More than a year ago, Americans For Prosperity Foundation-Kansas (AFPF-Kansas) filed a series of Open Records Act requests with the Department of Commerce related to the State’s STAR Bond program. But Commerce still has not provided all of the requested records.
The limited number of documents provided by the Kansas Department of Commerce showed a startling lack of oversight of a program that involves more than a billion dollars of taxpayer funds.
According to a release from AFPF-Kansas, the 2021 KORA request sought access to all internal or external studies or reports, project feasibility studies, and e-mail communications about the STAR Bond program.
On Dec. 14, AFPF-Kansas formally filed a complaint under the Open Records Act and requested an investigation by the Kansas Attorney General’s Office.
“The agency has yet to provide the final batch of records and instead has extended its response deadline eleven times,” the release said. “The final set of records should include e-mails sent to or from the accounts of Lieutenant Governor and Commerce Secretary David Toland and his chief of staff about STAR bonds. Commerce has not offered any detailed explanation for its interminable delay.”

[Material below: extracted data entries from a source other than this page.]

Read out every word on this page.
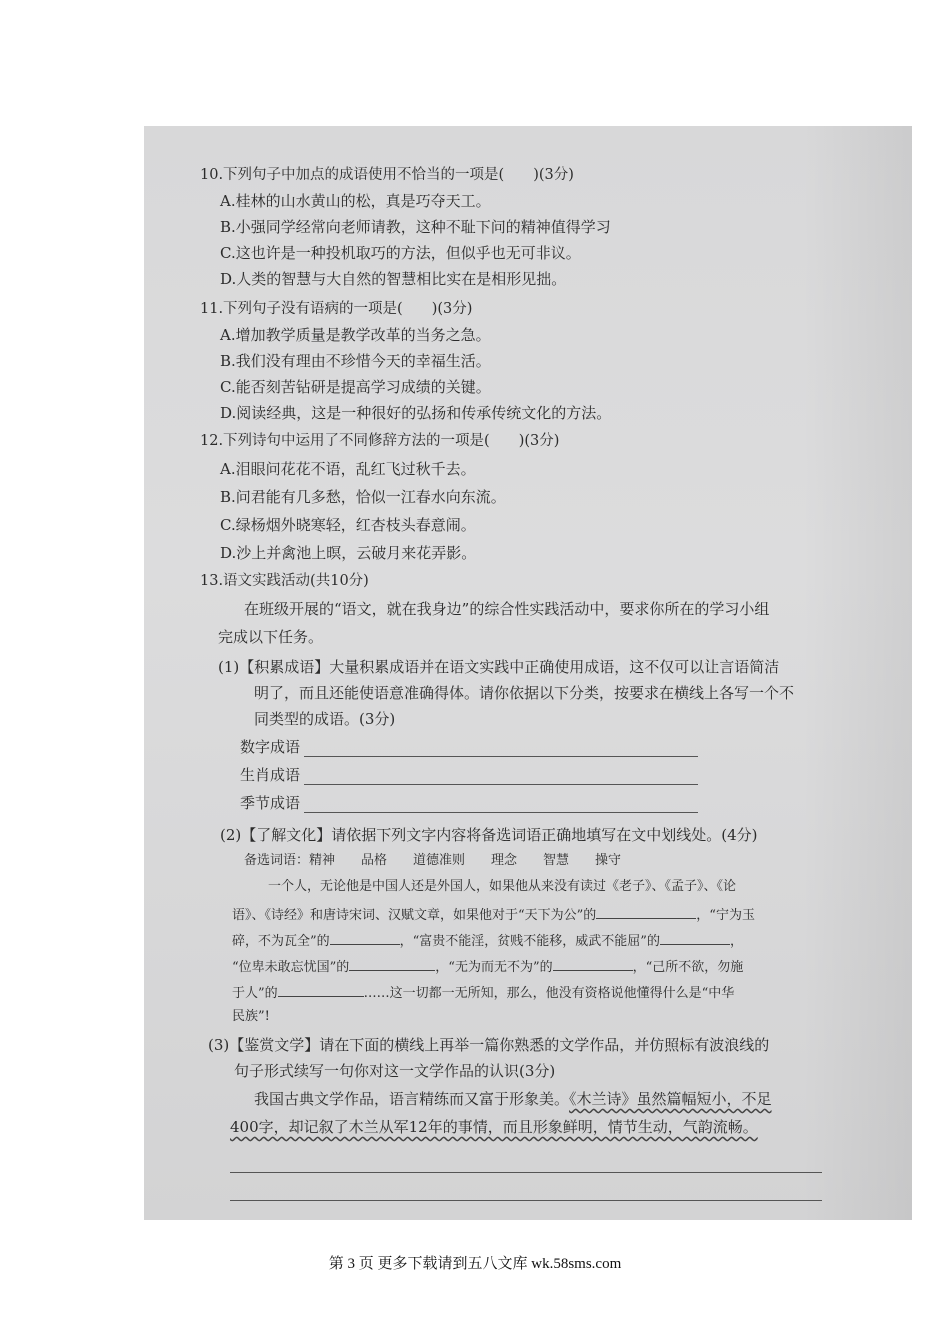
10.下列句子中加点的成语使用不恰当的一项是(　　)(3分)
A.桂林的山水黄山的松，真是巧夺天工。
B.小强同学经常向老师请教，这种不耻下问的精神值得学习
C.这也许是一种投机取巧的方法，但似乎也无可非议。
D.人类的智慧与大自然的智慧相比实在是相形见拙。
11.下列句子没有语病的一项是(　　)(3分)
A.增加教学质量是教学改革的当务之急。
B.我们没有理由不珍惜今天的幸福生活。
C.能否刻苦钻研是提高学习成绩的关键。
D.阅读经典，这是一种很好的弘扬和传承传统文化的方法。
12.下列诗句中运用了不同修辞方法的一项是(　　)(3分)
A.泪眼问花花不语，乱红飞过秋千去。
B.问君能有几多愁，恰似一江春水向东流。
C.绿杨烟外晓寒轻，红杏枝头春意闹。
D.沙上并禽池上暝，云破月来花弄影。
13.语文实践活动(共10分)
在班级开展的“语文，就在我身边”的综合性实践活动中，要求你所在的学习小组
完成以下任务。
(1)【积累成语】大量积累成语并在语文实践中正确使用成语，这不仅可以让言语简洁
明了，而且还能使语意准确得体。请你依据以下分类，按要求在横线上各写一个不
同类型的成语。(3分)
数字成语
生肖成语
季节成语
(2)【了解文化】请依据下列文字内容将备选词语正确地填写在文中划线处。(4分)
备选词语：精神　　品格　　道德准则　　理念　　智慧　　操守
一个人，无论他是中国人还是外国人，如果他从来没有读过《老子》、《孟子》、《论
语》、《诗经》和唐诗宋词、汉赋文章，如果他对于“天下为公”的	，“宁为玉
碎，不为瓦全”的	，“富贵不能淫，贫贱不能移，威武不能屈”的	，
“位卑未敢忘忧国”的	，“无为而无不为”的	，“己所不欲，勿施
于人”的	……这一切都一无所知，那么，他没有资格说他懂得什么是“中华
民族”!
(3)【鉴赏文学】请在下面的横线上再举一篇你熟悉的文学作品，并仿照标有波浪线的
句子形式续写一句你对这一文学作品的认识(3分)
我国古典文学作品，语言精练而又富于形象美。《木兰诗》虽然篇幅短小，不足
400字，却记叙了木兰从军12年的事情，而且形象鲜明，情节生动，气韵流畅。
第 3 页 更多下载请到五八文库 wk.58sms.com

AFPF-Kansas said this is not the first time that complaints have been made about how Commerce handles KORA requests related to its economic development programs.
“It shouldn’t take more than a year to access public records from a state agency running a corporate welfare program with over $1 billion worth of bonds,” AFPF-KS State Director Elizabeth Patton said in the release. “If Commerce is slow-walking KORA request responses because of perceived political sensitivities, it should be held accountable.”

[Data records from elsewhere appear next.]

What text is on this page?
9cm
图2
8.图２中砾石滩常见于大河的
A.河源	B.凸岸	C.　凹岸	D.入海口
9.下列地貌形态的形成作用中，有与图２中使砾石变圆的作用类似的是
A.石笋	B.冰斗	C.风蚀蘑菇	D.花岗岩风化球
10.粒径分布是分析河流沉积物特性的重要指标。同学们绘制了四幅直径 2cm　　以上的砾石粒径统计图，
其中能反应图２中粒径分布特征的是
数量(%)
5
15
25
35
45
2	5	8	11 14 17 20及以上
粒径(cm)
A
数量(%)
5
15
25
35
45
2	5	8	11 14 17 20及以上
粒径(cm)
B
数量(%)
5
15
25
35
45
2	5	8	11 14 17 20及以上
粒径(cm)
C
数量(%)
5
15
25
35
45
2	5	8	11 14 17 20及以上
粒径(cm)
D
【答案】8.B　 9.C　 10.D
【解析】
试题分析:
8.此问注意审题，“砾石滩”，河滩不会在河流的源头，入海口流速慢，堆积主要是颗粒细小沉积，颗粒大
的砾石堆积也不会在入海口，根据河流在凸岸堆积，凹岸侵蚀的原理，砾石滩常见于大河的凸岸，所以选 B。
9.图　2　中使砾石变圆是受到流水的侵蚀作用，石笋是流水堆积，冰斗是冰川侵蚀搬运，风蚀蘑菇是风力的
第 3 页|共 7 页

Sales Tax and Revenue (STAR) Bonds are a tool intended to help Kansas municipalities finance the development of major commercial, entertainment, and tourism projects. The bonds are paid off through increased sales tax revenue generated by the development.
The effectiveness of the program is impossible to determine
AFPF’s Director of Investigations, Kevin Schmidt, who filed the initial requests, said one of his records requests included a follow-up to a request from the Sentinel.

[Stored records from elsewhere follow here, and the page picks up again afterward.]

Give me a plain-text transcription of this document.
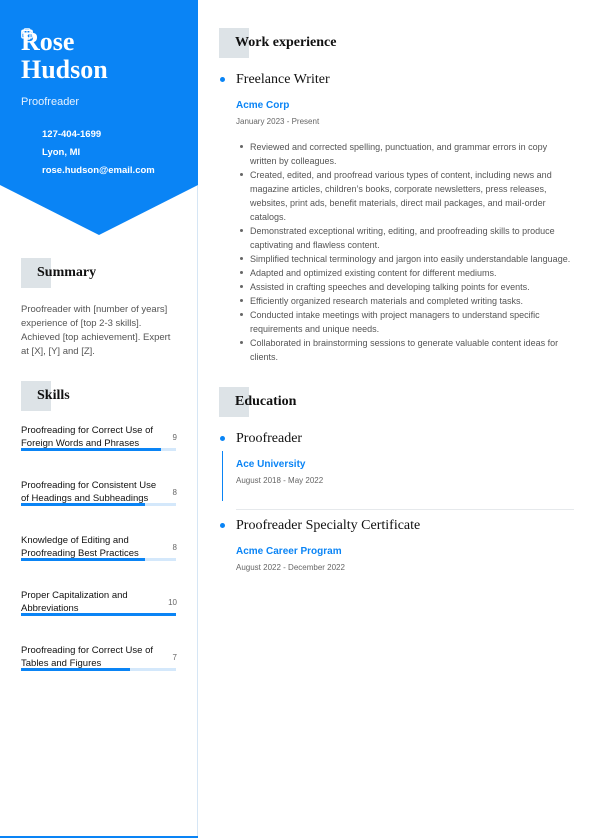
Rose
Hudson
Proofreader
127-404-1699
Lyon, MI
rose.hudson@email.com
Summary

Proofreader with [number of years] experience of [top 2-3 skills]. Achieved [top achievement]. Expert at [X], [Y] and [Z].

Skills
Proofreading for Correct Use of Foreign Words and Phrases	9
Proofreading for Consistent Use of Headings and Subheadings	8
Knowledge of Editing and Proofreading Best Practices	8
Proper Capitalization and Abbreviations	10
Proofreading for Correct Use of Tables and Figures	7
Work experience
Freelance Writer
Acme Corp
January 2023 - Present
Reviewed and corrected spelling, punctuation, and grammar errors in copy written by colleagues.
Created, edited, and proofread various types of content, including news and magazine articles, children’s books, corporate newsletters, press releases, websites, print ads, benefit materials, direct mail packages, and mail-order catalogs.
Demonstrated exceptional writing, editing, and proofreading skills to produce captivating and flawless content.
Simplified technical terminology and jargon into easily understandable language.
Adapted and optimized existing content for different mediums.
Assisted in crafting speeches and developing talking points for events.
Efficiently organized research materials and completed writing tasks.
Conducted intake meetings with project managers to understand specific requirements and unique needs.
Collaborated in brainstorming sessions to generate valuable content ideas for clients.
Education
Proofreader
Ace University
August 2018 - May 2022
Proofreader Specialty Certificate
Acme Career Program
August 2022 - December 2022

The Sentinel, on November 14, 2019, requested reports done internally or contracted out since January 2017 examining the efficacy of Promoting Employment Across Kansas (PEAK), TIF, STAR bonds, and the High-Performance Incentive Program (HPIP). Ryan Brinker, the Public Information Officer for the Kansas Department of Commerce, replied, “We are currently working to identify and review any records which may be responsive to your request and will need additional time to complete that review. The earliest date records may be available to you is November 26, 2019.” There’s been no further response to this request.
Another KORA request submitted on December 16 asked for studies related to STAR bonds or economic development. Commerce responded, “There was a study commissioned in 2018 which has not been completed and is exempt from disclosure under KSA 45-221(20) as a draft and research data in the process of analysis. There have been no subsequent studies commissioned since then.”
Neither AFPF nor the Sentinel has received any substantive answers. While Commerce did not provide or comment on the McKinsey & Company study referenced in the Sentinel story, it did provide a STAR Bond study authored by the Docking Institute of Public Affairs at Fort Hays State University. The study’s lead author, Dr. Brett Zollinger, told Commerce in an e-mail that the “project has been somewhat more challenging than we envisioned!”
According to Schmidt, that study seemed to be designed to justify the program rather than objectively examine the impact.
“It doesn’t show what it’s trying to show,” Schmidt said.
While the study examines the economic impact before and after the STAR Bond projects, it doesn’t determine if the project would have been developed with or without the bonds.
Moreover, a 2021 study by the Kansas Legislative Division of Post Audit found that only 3 of the 16 STAR bond attractions they reviewed met Commerce’s tourism-related program goals.
A 2020 analysis of STAR Bond projects in Wichita, commissioned by the Sentinel’s parent company, Kansas Policy Institute, found that they mostly shifted economic activity and jobs to other parts of the city rather than creating incremental activity.